OPEC is wary of increasing production at the moment due to the uncertainty, particularly in the US, over the COVID-19 pandemic. When the pandemic was at its height, demand for oil plummeted and caused the price of oil to drop, bottoming out at $20.10 a barrel in April of 2020. With no guarantee that demand will hold steady, OPEC doesn’t want to increase production only for the rug to be pulled from underneath them again.
Supply chain issues have also caused problems. Without sufficient truck and port workers, oil shipments haven’t been made on time. This not only affects a wide range of commodities, but it makes rebuilding or expanding necessary oil production infrastructure more costly and difficult.
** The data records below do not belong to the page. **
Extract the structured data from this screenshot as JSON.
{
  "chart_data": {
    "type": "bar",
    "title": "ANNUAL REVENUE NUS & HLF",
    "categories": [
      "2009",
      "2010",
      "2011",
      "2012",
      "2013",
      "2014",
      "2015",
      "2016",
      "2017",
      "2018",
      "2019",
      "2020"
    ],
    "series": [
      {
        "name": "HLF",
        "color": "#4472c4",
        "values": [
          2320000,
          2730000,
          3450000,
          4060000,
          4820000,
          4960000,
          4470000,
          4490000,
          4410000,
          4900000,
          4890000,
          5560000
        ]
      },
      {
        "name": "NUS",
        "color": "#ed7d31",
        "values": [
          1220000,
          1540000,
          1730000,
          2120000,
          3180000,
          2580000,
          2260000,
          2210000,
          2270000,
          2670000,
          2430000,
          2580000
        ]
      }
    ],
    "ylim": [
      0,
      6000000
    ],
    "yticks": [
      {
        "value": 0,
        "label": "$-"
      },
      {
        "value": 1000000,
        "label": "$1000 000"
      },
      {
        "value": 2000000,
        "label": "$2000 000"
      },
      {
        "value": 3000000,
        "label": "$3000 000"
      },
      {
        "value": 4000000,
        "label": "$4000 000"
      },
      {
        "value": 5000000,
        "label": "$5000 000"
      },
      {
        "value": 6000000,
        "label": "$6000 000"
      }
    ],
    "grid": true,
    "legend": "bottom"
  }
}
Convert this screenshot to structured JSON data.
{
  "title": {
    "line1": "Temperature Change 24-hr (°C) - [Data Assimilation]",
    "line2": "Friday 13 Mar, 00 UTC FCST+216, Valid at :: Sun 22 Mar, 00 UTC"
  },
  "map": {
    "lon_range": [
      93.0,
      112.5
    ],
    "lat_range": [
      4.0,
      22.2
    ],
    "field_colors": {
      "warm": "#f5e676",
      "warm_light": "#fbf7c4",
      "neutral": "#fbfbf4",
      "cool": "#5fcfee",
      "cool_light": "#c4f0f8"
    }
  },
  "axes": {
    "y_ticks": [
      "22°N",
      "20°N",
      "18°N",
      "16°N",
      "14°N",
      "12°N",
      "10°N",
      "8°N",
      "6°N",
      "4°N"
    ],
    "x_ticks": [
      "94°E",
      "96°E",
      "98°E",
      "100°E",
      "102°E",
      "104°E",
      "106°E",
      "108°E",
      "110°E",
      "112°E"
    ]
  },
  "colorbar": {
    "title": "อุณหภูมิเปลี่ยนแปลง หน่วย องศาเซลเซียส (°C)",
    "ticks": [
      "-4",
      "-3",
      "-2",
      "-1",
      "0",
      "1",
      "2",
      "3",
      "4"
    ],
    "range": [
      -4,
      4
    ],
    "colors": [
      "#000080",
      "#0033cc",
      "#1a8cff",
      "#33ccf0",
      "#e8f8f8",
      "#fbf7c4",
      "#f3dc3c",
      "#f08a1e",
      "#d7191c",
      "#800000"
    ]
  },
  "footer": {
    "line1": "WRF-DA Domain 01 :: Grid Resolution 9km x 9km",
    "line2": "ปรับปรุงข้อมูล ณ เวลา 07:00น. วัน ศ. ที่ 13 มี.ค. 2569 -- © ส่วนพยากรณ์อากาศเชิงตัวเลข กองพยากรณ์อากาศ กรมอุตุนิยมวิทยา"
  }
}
The rising price of oil has economists worried about what the surge in oil prices could mean for the global economy. Continued growth could result in widespread inflation, as well as “demand destruction,” where consumers stop buying a product due to it being too expensive or hard to find.
While the price of oil has risen rapidly, it is nowhere near its historical highs. In fact, it wasn’t all that long ago that the price of a barrel had a sustained run over $100. From December of 2009 to August of 2014, the price of oil was at or above $100 a barrel. Oil prices dropped rapidly at the end of 2014 and have remained in the $50 to $80 per barrel range outside of the massive drop in the wake of the pandemic.